Die Reise des 76-jährigen Langer mit Flug und Hotelübernachtungen hat Verdi finanziert. Köhn findet nichts dabei, schließlich ist der Exdiplomat Mitglied im Verdi-Zirkel Verband deutscher Schriftsteller. Er hat mehrere Bücher über Kuba geschrieben, mit Titeln wie „Die lebendige Revolution“ oder „Zärtlichkeit der Völker“. In Havanna durfte er auftreten in der einstigen Kommandantur Che Guevaras, einem der schönsten Vortragssäle auf Kuba in der Cabana-Festung. Köhn versichert, Verdi habe über Langers Reise hinaus das Buchmesse-Projekt nicht finanziell unterstützt. Und auch am früheren Botschafter sei gespart worden, gebucht habe man ihm einen „Billigflug für 700 Euro und ein paar Zerquetschte“.

Höhepunkt für die Gäste war die Teilnahme am „Treffen der Intellektuellen“ mit Revolutionsführer Fidel Castro, der neun Stunden zur Verfügung stand. Köhn hat nach eigenem Bekunden nicht alles verstanden, weil vom Spanischen nur ins Englische gedolmetscht wurde. Aber es schien ihm, dass Castro erstaunliche Ausdauer gezeigt habe und „ziemlich klar im Kopp“ gewesen sei. Auch Katja Klüßendorf von der „Jungen Welt“ freute sich über die „kämpferischen Worte“ Castros. „Alle waren sehr froh, den Comandante so zu erleben“, berichtet sie. Persönlich hatte sie die Chance, Castro zur Rosa-Luxemburg-Konferenz der „Jungen Welt“ einzuladen, die jährlich im Januar stattfindet – die Konferenz also, auf der vor einem Jahr die frühere RAF-Terroristin Inge Viett auf einem Podium saß und bei der Linken-Chefin Gesine Lötzsch über „Wege zum Kommunismus“ philosophierte. Castro gab Klüßendorf einen Korb. „Er musste herzlich lachen und meinte, das könnte zeitlich eng werden“, erzählt sie.
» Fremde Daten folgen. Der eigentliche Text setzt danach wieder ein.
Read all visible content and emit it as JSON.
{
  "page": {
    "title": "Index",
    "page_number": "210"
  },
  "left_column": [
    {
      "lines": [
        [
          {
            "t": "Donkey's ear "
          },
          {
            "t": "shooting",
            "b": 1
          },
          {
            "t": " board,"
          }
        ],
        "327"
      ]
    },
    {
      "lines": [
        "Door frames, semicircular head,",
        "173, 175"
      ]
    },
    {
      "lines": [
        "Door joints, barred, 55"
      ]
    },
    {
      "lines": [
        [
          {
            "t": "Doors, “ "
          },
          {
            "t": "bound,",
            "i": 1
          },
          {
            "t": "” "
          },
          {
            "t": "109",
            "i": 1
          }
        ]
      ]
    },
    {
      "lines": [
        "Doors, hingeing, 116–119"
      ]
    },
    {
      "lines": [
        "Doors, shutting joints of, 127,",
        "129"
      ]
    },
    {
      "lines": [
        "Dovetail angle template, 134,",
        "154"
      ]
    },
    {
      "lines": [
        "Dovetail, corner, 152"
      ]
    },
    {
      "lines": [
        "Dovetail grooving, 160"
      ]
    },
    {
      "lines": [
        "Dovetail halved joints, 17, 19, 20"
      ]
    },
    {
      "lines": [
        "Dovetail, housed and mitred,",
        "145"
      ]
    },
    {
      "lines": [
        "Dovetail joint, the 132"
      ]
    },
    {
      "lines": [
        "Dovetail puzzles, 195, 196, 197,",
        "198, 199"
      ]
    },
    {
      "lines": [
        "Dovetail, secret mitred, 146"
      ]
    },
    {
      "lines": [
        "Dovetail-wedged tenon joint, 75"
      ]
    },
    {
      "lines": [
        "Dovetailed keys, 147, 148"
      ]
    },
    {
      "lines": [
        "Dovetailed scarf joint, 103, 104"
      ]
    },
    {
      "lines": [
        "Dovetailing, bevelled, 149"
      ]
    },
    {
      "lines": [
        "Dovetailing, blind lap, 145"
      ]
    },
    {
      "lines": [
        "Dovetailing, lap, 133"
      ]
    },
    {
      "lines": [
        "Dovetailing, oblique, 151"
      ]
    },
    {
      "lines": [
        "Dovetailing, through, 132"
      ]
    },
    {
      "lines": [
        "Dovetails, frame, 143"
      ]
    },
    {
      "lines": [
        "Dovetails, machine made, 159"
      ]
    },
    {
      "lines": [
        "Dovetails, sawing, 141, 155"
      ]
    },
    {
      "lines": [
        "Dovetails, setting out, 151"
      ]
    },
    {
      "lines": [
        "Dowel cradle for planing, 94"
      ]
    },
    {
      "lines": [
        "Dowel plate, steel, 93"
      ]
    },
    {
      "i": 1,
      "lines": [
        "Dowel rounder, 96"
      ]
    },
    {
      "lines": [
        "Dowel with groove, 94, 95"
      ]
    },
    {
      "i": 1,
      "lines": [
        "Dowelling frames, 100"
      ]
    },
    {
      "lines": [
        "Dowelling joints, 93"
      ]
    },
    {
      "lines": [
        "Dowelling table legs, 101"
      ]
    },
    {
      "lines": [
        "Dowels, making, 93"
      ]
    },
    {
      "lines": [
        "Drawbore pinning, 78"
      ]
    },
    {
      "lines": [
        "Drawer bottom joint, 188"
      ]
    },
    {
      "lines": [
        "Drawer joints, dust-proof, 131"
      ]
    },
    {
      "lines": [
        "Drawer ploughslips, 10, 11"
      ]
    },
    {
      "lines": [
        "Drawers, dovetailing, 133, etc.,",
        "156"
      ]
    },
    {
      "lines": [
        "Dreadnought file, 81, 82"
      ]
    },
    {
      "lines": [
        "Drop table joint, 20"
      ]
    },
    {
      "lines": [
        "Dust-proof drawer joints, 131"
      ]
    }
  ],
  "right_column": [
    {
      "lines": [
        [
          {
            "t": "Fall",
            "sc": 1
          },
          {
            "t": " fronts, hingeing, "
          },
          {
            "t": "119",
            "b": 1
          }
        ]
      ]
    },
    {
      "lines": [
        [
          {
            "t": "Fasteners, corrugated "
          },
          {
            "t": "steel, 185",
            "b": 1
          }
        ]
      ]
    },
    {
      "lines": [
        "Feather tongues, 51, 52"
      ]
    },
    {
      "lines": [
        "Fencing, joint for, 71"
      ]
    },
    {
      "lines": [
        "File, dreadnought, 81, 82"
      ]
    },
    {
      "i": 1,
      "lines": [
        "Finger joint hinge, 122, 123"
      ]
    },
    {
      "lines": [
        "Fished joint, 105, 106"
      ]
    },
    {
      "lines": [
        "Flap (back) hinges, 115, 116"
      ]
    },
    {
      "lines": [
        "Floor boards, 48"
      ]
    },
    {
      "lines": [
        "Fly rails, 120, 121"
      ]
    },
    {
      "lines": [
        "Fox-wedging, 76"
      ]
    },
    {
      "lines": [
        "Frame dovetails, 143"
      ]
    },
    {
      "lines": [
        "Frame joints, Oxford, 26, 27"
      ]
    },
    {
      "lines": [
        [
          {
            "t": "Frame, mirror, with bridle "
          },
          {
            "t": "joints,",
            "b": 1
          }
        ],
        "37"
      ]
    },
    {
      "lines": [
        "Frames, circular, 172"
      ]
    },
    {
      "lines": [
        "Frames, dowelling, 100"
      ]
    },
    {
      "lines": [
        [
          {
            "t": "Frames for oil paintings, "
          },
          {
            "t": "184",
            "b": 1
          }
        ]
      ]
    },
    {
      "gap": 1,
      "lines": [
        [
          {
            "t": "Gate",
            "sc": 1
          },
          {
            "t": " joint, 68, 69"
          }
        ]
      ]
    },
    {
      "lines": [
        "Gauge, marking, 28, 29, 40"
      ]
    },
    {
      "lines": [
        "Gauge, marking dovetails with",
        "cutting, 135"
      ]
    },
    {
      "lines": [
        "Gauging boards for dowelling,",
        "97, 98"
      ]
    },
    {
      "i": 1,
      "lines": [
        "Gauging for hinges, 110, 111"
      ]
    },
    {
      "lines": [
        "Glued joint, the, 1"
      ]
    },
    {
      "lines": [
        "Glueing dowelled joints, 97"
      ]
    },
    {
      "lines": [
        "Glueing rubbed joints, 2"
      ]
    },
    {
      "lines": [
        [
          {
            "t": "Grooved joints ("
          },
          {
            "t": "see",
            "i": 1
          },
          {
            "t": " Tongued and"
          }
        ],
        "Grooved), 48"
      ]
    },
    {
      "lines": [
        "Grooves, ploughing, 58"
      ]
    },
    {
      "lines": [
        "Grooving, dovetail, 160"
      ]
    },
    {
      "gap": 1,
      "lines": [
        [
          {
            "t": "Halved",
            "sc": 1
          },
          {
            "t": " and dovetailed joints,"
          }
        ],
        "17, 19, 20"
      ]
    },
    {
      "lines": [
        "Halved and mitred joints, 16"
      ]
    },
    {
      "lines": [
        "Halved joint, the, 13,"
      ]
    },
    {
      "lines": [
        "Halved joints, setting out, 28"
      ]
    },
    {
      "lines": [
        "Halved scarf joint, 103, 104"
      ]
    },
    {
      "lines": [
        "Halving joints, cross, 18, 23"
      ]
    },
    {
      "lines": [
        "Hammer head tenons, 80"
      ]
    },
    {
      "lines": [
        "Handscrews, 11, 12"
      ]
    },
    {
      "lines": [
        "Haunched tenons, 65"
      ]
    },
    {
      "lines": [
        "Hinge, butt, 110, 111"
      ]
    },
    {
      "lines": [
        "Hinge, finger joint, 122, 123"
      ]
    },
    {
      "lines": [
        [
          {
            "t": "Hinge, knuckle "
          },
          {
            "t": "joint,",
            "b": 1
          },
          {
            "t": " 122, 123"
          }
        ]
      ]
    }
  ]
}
Richtig verstehen kann Verdi-Fachbereichsleiter Köhn nicht, warum das entspannte Verhältnis zur „Jungen Welt“ Fragen aufwirft. Schließlich gebe es die Kooperation seit Jahren. Sie kam zustande, nachdem die damalige rot-grüne Bundesregierung ihre Teilnahme an der Buchmesse 2004 in Havanna absagte. Die Idee, die gesamte deutsche Delegation zu finanzieren, sei Verdi nie gekommen. Köhn meint, dies sei „jenseits der finanziellen und politischen Möglichkeiten“ seiner Gewerkschaft.

Köhn macht kein Hehl aus seiner Haltung. Vor zwei Jahren trat er bei der DKP auf, um über „Medien gegen Konzernmacht“ zu sprechen. Im Winter gab es im Verdi-Haus eine Ausstellung mit Fotos aus Havanna, organisiert wiederum mit der „Jungen Welt“. Die „Frankfurter Allgemeine Zeitung“ berichtete kürzlich, dass bei der Luxemburg-Konferenz der „Jungen Welt“ die Helfer zum Teil Ordnerarmbinden mit dem Logo von Verdi getragen hätten. „Auch da geben wir kein Geld dazu“, sagt Köhn. „Ein paar Ordnerbinden und Absperrband – das ist ja nun eine Kleinigkeit.“

Mag sein. Dennoch wird eine besondere Nähe zur „Jungen Welt“ demonstriert – zu jener Zeitung also, die am 13. August 2011 mit einer Danksagung für 28 Jahre Mauer auf dem Titel erschien. Linksfraktionschef Gregor Gysi sagte damals, er habe mit diesem Blatt „schon lange nichts mehr am Hut“.